The Commerce Department's announcement of the March trade figures had been nervously awaited but ended up having little effect on the market because the numbers were in line with expectations, analysts said. The government said the trade deficit narrowed to $13.6 billion in March from $15.1 billion in February.
"The markets are indecisive," said Hugh Johnson, a senior vice president at First Albany Corp. "People are still on the edge of their chairs and waiting for the next move, with a lot of focus and concentration on the dollar."
Some excitement grew out of speculation that General Mills and Allegis were possible targets of takeover attempts. Stocks of those companies and of RJR Nabisco--rumored to be a possible suitor for General Mills--rose sharply, and all three were on the NYSE's most active list.
Allegis rose 1 7/8 to 71 1/2, General Mills picked up 3 1/8 to close at 54 1/8 and RJR Nabisco rose 2 to 51 1/8.
While the market generally was stagnant, Smith Barney's Colby found an underlying firmness because it did not drop Thursday in the face of rising commodity prices.

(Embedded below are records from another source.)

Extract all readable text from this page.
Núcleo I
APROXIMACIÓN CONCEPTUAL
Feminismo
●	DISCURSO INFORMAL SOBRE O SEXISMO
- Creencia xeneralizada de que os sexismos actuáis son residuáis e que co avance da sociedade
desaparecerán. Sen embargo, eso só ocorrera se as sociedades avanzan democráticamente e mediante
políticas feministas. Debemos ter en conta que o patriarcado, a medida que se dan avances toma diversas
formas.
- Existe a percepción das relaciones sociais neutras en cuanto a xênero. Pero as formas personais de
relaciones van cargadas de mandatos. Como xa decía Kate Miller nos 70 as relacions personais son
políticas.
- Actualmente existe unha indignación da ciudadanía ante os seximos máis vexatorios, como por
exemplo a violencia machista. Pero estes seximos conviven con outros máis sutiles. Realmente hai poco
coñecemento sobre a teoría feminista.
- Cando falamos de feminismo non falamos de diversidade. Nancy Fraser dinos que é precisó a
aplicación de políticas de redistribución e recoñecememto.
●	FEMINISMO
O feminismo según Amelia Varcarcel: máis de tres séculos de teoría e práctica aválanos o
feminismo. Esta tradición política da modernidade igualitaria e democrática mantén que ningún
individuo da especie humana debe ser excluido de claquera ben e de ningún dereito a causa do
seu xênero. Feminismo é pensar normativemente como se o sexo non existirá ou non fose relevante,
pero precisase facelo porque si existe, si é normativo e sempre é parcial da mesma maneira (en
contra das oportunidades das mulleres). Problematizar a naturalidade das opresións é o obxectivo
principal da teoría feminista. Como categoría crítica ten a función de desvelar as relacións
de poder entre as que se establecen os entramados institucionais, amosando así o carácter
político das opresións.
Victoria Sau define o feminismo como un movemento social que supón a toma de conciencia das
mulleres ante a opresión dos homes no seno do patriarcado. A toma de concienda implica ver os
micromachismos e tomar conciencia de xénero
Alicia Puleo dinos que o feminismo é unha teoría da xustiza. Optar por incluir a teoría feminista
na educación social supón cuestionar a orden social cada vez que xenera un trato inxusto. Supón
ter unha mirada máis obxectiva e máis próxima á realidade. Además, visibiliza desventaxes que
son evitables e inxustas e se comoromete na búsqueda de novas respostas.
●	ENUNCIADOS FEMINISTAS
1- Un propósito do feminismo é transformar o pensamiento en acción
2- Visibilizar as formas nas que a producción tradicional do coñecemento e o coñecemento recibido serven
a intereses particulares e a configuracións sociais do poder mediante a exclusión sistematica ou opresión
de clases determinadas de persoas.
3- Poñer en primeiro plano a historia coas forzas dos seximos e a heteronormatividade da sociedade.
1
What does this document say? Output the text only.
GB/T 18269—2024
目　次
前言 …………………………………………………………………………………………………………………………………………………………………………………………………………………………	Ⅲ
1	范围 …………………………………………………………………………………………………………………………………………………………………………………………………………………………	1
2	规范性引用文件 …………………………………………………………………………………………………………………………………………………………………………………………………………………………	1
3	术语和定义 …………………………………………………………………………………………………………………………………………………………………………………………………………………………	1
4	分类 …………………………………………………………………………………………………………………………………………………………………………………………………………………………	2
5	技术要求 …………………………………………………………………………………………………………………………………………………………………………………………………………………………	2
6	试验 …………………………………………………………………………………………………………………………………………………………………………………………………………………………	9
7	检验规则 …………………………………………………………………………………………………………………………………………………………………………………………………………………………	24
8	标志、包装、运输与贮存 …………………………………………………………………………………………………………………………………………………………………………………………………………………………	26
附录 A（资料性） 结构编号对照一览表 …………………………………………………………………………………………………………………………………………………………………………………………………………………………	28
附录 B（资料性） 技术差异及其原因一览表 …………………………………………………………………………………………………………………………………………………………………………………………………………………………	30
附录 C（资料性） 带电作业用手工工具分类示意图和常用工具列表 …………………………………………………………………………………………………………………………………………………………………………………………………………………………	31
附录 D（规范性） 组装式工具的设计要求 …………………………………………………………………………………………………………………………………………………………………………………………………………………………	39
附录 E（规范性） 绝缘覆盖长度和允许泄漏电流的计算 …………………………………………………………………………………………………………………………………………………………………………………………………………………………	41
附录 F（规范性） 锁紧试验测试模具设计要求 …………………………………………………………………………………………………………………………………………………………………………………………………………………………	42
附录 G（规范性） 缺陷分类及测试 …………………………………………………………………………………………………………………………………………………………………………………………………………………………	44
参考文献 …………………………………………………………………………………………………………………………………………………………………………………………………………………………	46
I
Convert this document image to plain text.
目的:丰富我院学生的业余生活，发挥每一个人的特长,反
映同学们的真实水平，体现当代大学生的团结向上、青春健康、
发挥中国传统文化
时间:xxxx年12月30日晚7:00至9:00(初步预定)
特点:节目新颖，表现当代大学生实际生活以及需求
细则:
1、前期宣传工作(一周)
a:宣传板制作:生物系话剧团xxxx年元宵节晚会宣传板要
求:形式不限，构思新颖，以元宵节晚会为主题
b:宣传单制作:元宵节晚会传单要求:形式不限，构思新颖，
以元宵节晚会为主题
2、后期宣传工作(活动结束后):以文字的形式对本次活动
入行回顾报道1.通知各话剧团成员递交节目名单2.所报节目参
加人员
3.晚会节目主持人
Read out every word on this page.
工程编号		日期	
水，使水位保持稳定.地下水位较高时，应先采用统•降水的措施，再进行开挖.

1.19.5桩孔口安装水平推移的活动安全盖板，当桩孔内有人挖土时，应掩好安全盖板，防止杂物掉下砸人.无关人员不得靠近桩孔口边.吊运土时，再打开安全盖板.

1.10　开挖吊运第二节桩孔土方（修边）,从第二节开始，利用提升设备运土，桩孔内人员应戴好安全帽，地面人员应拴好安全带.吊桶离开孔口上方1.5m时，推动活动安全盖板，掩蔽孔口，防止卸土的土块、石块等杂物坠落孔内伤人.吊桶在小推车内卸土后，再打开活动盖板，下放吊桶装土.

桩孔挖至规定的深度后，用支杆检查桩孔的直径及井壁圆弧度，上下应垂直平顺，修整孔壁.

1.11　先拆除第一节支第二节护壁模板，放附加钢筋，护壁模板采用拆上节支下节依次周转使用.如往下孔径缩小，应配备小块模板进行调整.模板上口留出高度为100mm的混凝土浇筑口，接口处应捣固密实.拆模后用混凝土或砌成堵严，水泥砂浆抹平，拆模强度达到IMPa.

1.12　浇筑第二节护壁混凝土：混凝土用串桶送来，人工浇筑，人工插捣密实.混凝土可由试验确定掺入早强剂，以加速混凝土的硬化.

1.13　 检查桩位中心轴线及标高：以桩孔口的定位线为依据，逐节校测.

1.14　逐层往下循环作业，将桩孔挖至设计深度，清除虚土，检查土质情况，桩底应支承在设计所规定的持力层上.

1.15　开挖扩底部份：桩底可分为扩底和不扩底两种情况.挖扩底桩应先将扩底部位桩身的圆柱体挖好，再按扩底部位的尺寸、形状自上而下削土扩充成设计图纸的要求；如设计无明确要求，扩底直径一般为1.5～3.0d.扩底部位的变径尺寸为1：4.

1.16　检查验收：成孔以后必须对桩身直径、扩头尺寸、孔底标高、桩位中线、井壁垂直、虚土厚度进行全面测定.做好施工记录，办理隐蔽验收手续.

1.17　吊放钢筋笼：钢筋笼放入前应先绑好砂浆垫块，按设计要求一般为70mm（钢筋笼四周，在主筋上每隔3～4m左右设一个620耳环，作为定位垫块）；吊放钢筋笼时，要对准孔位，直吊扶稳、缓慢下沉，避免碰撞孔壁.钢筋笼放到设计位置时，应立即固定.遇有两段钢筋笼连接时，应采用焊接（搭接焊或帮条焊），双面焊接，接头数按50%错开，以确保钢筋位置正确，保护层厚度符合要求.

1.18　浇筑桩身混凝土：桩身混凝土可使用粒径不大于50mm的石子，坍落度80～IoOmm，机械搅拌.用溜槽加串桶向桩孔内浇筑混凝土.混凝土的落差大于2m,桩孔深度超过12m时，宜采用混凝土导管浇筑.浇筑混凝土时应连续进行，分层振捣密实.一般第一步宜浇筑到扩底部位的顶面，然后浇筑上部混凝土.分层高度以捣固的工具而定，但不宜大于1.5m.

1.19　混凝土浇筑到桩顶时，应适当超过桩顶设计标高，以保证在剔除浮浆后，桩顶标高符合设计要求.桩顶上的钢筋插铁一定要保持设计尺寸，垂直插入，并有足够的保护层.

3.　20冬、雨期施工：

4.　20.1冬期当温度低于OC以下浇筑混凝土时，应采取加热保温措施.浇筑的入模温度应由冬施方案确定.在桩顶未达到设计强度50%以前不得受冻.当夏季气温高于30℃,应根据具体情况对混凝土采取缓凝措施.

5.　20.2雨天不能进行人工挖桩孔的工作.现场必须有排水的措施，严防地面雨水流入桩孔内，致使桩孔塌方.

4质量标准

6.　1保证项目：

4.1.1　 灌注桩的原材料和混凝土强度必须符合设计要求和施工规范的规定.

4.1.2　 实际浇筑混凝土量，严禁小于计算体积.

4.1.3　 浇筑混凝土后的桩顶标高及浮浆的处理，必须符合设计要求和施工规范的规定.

On Monday, stocks gave up their large gains after commodity prices soared, but on Thursday, while many commodity prices were higher, "the market seems to have taken that pretty well in stride," he said.
In the bond market, meanwhile, prices slipped as concerns about inflation and the falling dollar continued to depress the credit markets. Analysts said the narrowing of the trade deficit was insufficient to dispel the gloom.
The Treasury's 30-year issue fell point, or about $2.50 per $1,000 face amount, while its yield rose to 8.73% from 8.71% Wednesday.
The federal funds rate, the interest on overnight loans between banks, traded at 6.75%, up from 6.675% Wednesday.
Corporate bond prices were little changed, while tax-exempt bond prices slipped.
In the secondary market for Treasury bonds, prices of short-term governments fell 2/32 point, intermediate maturities declined by between 3/32 point and 10/32 point and 20-year maturities fell 10/32 point.